I want to find the total impendance of a coil. I think I know how to do it but I'm not sure.

Z = X + R

X = 2(pi)wL

L = (uAN^2)/l

Z is impendance, R is resistance of the wire of the coil, X is the reactance, w is current frequency in hertz, L is inductance, u is permeability of the core, A is area of the coil loops, N is number of turns in coil, and l is the length of the coil.

Together this would yield

Z = (2(pi)wuAN^2)/l + R

Would this be correct?

Relevance
• Ecko
Lv 7
6 years ago

All these formulas only apply to a sine wave = single frequency.

Z is from ohms law if you have measured V and I:

Z + V/I

Ideally Z is stated as a vector |Z|, which means a magnitude in ohms and a phase angle in degrees.

If X and R are known:

Z + sqrt(R^2 + X^2). This is using trigonometry to account for the resulting direction of the vector (phase angle) of the two components R and X.

Some calculations involving power, voltage, impedance and current are easier using vectors and trigonometry, while others are easier using complex numbers (real and imaginary component). Complex numbers have a set of rules for arithmetic using them. Adding them as for two impedances in series is very straight forward.

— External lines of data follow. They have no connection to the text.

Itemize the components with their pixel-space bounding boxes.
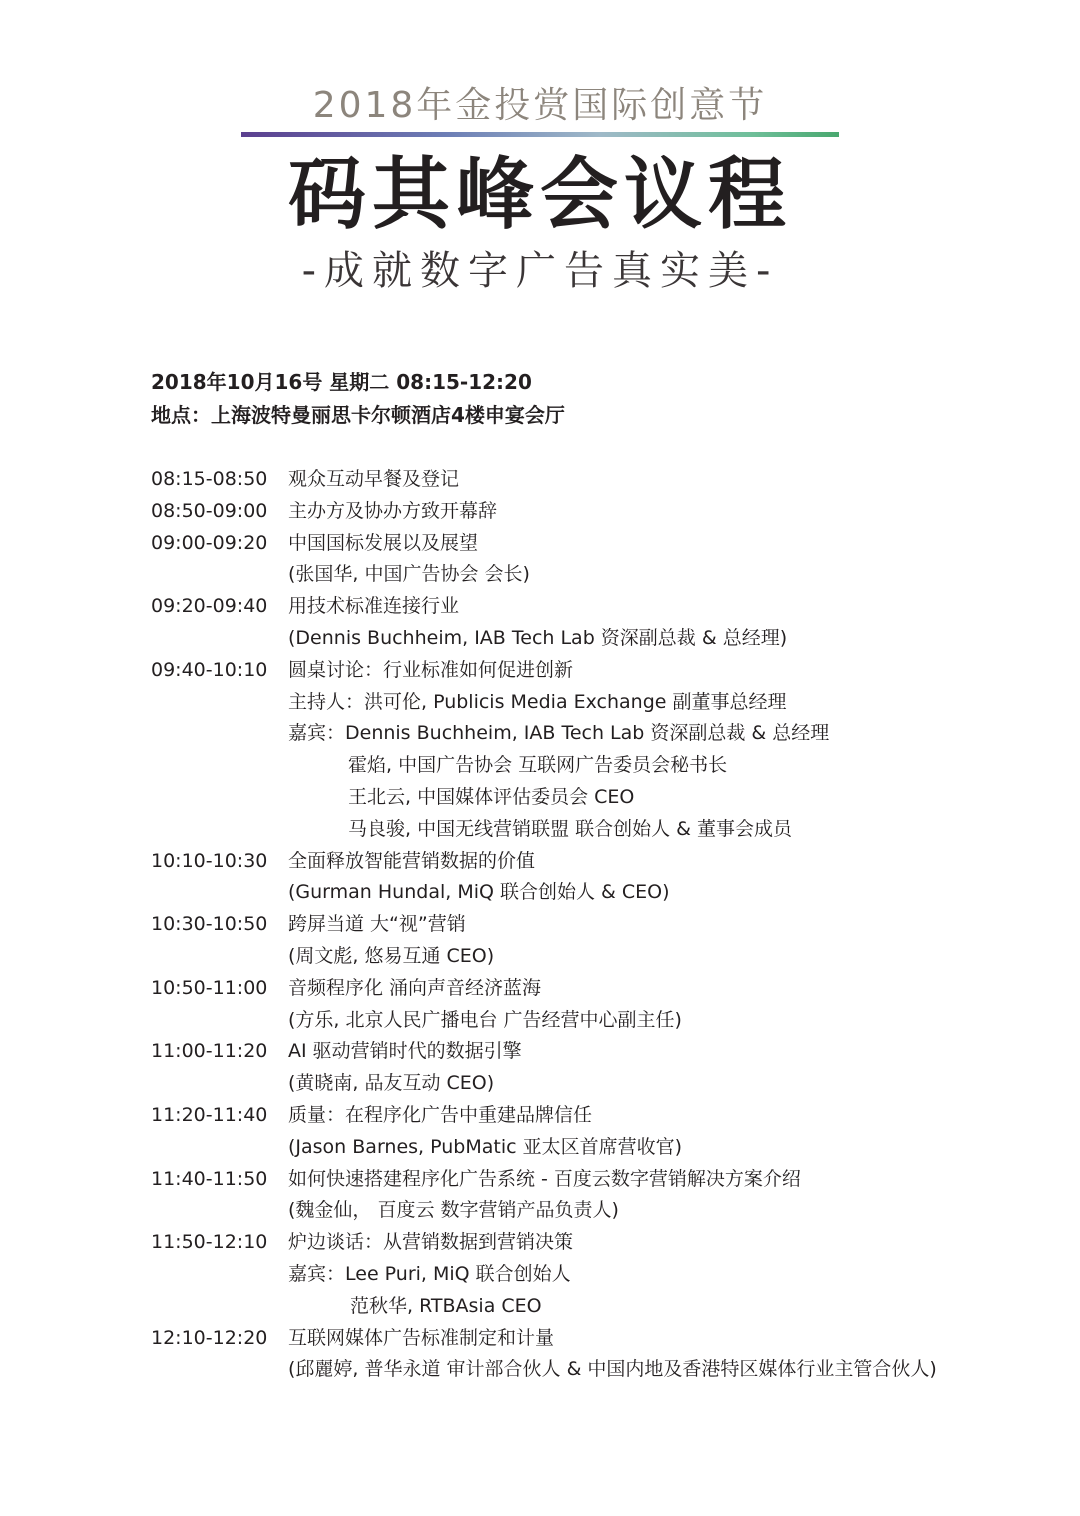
agenda-row xyxy=(151,1100,1031,1132)
agenda-text: 全面释放智能营销数据的价值 xyxy=(288,849,536,872)
agenda-text: 音频程序化 涌向声音经济蓝海 xyxy=(288,976,542,999)
agenda-time: 10:30-10:50 xyxy=(151,913,268,936)
agenda-text: (方乐, 北京人民广播电台 广告经营中心副主任) xyxy=(288,1008,682,1031)
agenda-list xyxy=(151,464,1031,1386)
agenda-row xyxy=(151,973,1031,1005)
agenda-text: (张国华, 中国广告协会 会长) xyxy=(288,563,530,586)
event-location: 地点：上海波特曼丽思卡尔顿酒店4楼申宴会厅 xyxy=(151,403,565,427)
agenda-text: 质量：在程序化广告中重建品牌信任 xyxy=(288,1103,593,1126)
agenda-row xyxy=(151,1227,1031,1259)
page-subtitle: -成就数字广告真实美- xyxy=(301,248,779,294)
agenda-row xyxy=(151,1323,1031,1355)
agenda-text: (魏金仙， 百度云 数字营销产品负责人) xyxy=(288,1199,619,1222)
agenda-row xyxy=(151,559,1031,591)
agenda-text: (Dennis Buchheim, IAB Tech Lab 资深副总裁 & 总经理) xyxy=(288,626,788,649)
agenda-row xyxy=(151,1068,1031,1100)
agenda-row xyxy=(151,655,1031,687)
agenda-row xyxy=(151,687,1031,719)
agenda-row xyxy=(151,496,1031,528)
agenda-row xyxy=(151,909,1031,941)
agenda-row xyxy=(151,782,1031,814)
agenda-row xyxy=(151,814,1031,846)
agenda-text: 范秋华, RTBAsia CEO xyxy=(350,1294,542,1317)
agenda-time: 09:40-10:10 xyxy=(151,658,268,681)
agenda-text: 炉边谈话：从营销数据到营销决策 xyxy=(288,1231,574,1254)
agenda-text: (周文彪, 悠易互通 CEO) xyxy=(288,944,495,967)
agenda-row xyxy=(151,591,1031,623)
agenda-time: 10:50-11:00 xyxy=(151,976,268,999)
agenda-text: (黄晓南, 品友互动 CEO) xyxy=(288,1072,495,1095)
agenda-row xyxy=(151,623,1031,655)
agenda-text: 马良骏, 中国无线营销联盟 联合创始人 & 董事会成员 xyxy=(348,817,793,840)
event-supertitle: 2018年金投赏国际创意节 xyxy=(312,85,768,126)
agenda-text: (Jason Barnes, PubMatic 亚太区首席营收官) xyxy=(288,1135,683,1158)
agenda-text: 主持人：洪可伦, Publicis Media Exchange 副董事总经理 xyxy=(288,690,787,713)
event-meta xyxy=(151,366,1031,432)
agenda-text: 跨屏当道 大“视”营销 xyxy=(288,913,466,936)
agenda-time: 11:20-11:40 xyxy=(151,1103,268,1126)
event-datetime: 2018年10月16号 星期二 08:15-12:20 xyxy=(151,370,532,394)
agenda-row xyxy=(151,877,1031,909)
agenda-row xyxy=(151,464,1031,496)
agenda-time: 09:20-09:40 xyxy=(151,595,268,618)
agenda-row xyxy=(151,528,1031,560)
agenda-time: 12:10-12:20 xyxy=(151,1326,268,1349)
agenda-row xyxy=(151,750,1031,782)
agenda-text: 霍焰, 中国广告协会 互联网广告委员会秘书长 xyxy=(348,754,728,777)
agenda-time: 11:00-11:20 xyxy=(151,1040,268,1063)
agenda-text: 互联网媒体广告标准制定和计量 xyxy=(288,1326,555,1349)
agenda-text: 如何快速搭建程序化广告系统 - 百度云数字营销解决方案介绍 xyxy=(288,1167,801,1190)
agenda-row xyxy=(151,1036,1031,1068)
agenda-time: 08:15-08:50 xyxy=(151,468,268,490)
agenda-row xyxy=(151,941,1031,973)
agenda-row xyxy=(151,1132,1031,1164)
agenda-row xyxy=(151,1354,1031,1386)
agenda-time: 11:40-11:50 xyxy=(151,1167,268,1190)
agenda-time: 11:50-12:10 xyxy=(151,1231,268,1254)
agenda-row xyxy=(151,1195,1031,1227)
agenda-row xyxy=(151,1005,1031,1037)
agenda-text: 嘉宾：Lee Puri, MiQ 联合创始人 xyxy=(288,1262,571,1285)
agenda-text: (邱麗婷, 普华永道 审计部合伙人 & 中国内地及香港特区媒体行业主管合伙人) xyxy=(288,1358,937,1381)
agenda-row xyxy=(151,718,1031,750)
agenda-row xyxy=(151,1259,1031,1291)
agenda-time: 08:50-09:00 xyxy=(151,499,268,522)
gradient-divider xyxy=(241,132,839,137)
page-title: 码其峰会议程 xyxy=(287,150,792,240)
agenda-text: 圆桌讨论：行业标准如何促进创新 xyxy=(288,658,574,681)
agenda-text: 主办方及协办方致开幕辞 xyxy=(288,499,498,522)
agenda-text: 王北云, 中国媒体评估委员会 CEO xyxy=(348,785,635,808)
agenda-text: 嘉宾：Dennis Buchheim, IAB Tech Lab 资深副总裁 & 总经理 xyxy=(288,722,830,745)
agenda-row xyxy=(151,1291,1031,1323)
agenda-text: 观众互动早餐及登记 xyxy=(288,468,460,490)
agenda-text: 中国国标发展以及展望 xyxy=(288,531,479,554)
agenda-text: 用技术标准连接行业 xyxy=(288,595,460,618)
agenda-row xyxy=(151,846,1031,878)
agenda-text: AI 驱动营销时代的数据引擎 xyxy=(288,1040,522,1063)
agenda-text: (Gurman Hundal, MiQ 联合创始人 & CEO) xyxy=(288,881,670,904)
agenda-time: 10:10-10:30 xyxy=(151,849,268,872)
agenda-row xyxy=(151,1164,1031,1196)
agenda-time: 09:00-09:20 xyxy=(151,531,268,554)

Z as a complex number is R + jX

The following formulas allow for converting from one representation to the other.

PF (Power factor) = true power / apparent power = cos(θ) from trig.

θ = arccos(PF)

|Z| = V / I with a phase angle (θ)

Rseries = |Z| cos(θ)

Xseries = |Z| sin(θ)

Z = R + jX

|Z| = sqrt(R^2 + X^2) where X is the net reactance of XL and Xc.